Paris-Brest-Paris 2015

Prologue : 

 

Paris-Brest-paris reste l’épreuve randonneur longue distance la plus fréquentée au monde avec plus de 6.000 participants à vélo, tandem ou vélos spéciaux venus de plus de 65 pays différents. Elle a lieu tous les 4 ans et des brevets randonneurs mondiaux qualificatifs sont nécessaires pour pouvoir y participer (200km, 300km, 400km et 600km).

 

Paris-Brest-Paris 2015 couvre une distance de 1234,5km pour une dénivellation positive de 11.974m. Certains trouveront cela raisonnable en terme de dénivelé, mais le chiffre est trompeur car les côtes excèdent rarement 6% de pente et sont donc assez courtes mais fréquentes. Ceci donne à cette randonnée vallonée une difficulté toute relative due aux changements de rythme incessants entre les différentes bosses.

 

Fort de mes 11.000km accumulés, je suis serein et ne me pose pas beaucoup de question avant le départ, bien que je sache que rien n’est acquit à l’avance et que tout peut arriver.

 

 

L'épreuve :

 

Nous étions donc 3 Cyclos Emptinnois, membres du Team de Lux, à prendre le départ pour cette formidable aventure (Duch, Mig et Bugs), accompagnés de notre ami TDL Alain Nizette et de nos compagnons des brevets qualificatifs, Matteo Ponchione et Stéphane Maitrejean. Bernard Stouffe qui a fait quelques brevets avec nous et une diagonale de Belgique avec moi sera également sur la ligne de départ avec nous.

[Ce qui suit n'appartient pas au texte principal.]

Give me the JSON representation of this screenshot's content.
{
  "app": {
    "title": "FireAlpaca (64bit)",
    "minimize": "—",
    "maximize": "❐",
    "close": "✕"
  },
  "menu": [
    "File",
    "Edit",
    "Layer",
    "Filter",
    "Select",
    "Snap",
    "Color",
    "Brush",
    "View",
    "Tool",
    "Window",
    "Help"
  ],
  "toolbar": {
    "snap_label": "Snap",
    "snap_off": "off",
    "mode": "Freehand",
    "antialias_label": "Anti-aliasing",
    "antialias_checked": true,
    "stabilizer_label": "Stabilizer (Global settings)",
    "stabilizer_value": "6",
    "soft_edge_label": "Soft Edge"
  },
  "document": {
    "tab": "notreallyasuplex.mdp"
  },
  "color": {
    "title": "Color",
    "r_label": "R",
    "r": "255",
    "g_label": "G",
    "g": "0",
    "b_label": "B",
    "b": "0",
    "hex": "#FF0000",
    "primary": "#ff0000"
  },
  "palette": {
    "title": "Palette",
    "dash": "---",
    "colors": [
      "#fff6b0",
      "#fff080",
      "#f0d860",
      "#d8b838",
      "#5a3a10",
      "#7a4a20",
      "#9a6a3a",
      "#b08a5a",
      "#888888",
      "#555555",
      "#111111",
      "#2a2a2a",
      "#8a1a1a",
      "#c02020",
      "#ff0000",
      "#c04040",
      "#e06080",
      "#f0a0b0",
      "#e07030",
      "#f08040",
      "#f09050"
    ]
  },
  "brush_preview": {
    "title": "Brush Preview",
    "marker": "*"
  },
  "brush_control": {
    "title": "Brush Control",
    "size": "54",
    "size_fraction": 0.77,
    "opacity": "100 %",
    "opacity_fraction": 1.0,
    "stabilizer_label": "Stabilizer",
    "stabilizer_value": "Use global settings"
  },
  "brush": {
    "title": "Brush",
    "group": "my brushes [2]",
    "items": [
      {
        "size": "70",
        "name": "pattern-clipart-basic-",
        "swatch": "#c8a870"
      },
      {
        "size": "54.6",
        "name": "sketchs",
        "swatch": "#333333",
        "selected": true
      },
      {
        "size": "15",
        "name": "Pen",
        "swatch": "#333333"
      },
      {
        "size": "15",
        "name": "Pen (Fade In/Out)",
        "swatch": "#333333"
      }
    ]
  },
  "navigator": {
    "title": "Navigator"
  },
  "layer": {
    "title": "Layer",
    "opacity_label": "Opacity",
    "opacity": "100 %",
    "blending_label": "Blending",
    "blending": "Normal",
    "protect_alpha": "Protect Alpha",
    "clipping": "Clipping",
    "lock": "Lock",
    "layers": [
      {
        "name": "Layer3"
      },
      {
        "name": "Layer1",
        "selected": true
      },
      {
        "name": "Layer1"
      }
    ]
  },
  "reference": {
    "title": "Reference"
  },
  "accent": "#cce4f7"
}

Nous avions décidé de nous y rendre ensemble, mais de rouler chacun à sa sauce, car les coups de fatigue se manifestent très souvent à des moments différents. Les 4 Team de Lux et Bernard sont sur le départ de 17:00 alors que les autres sont sur celui de 18:15.

Nous n’avions pas non plus les mêmes objectifs car pour certains, il suffisait de boucler le challenge dans les temps impartis, soit 80 heures en ce qui nous concerne. Pour d’autres, l’objectif était de faire un meilleur temps que les versions précédentes.

 

L’attente est longue avant le départ et on scrute les autres participants avec leurs machines. Miguel me fait remarqué qu’un gars ressemble à Richard qui a fait le trirhéna 2014 avec nous. C’est effectivement lui. C’est dingue, mais sur ce genre d’épreuve, on rencontre forcément d’autres cyclos avec qui on a déjà roulé.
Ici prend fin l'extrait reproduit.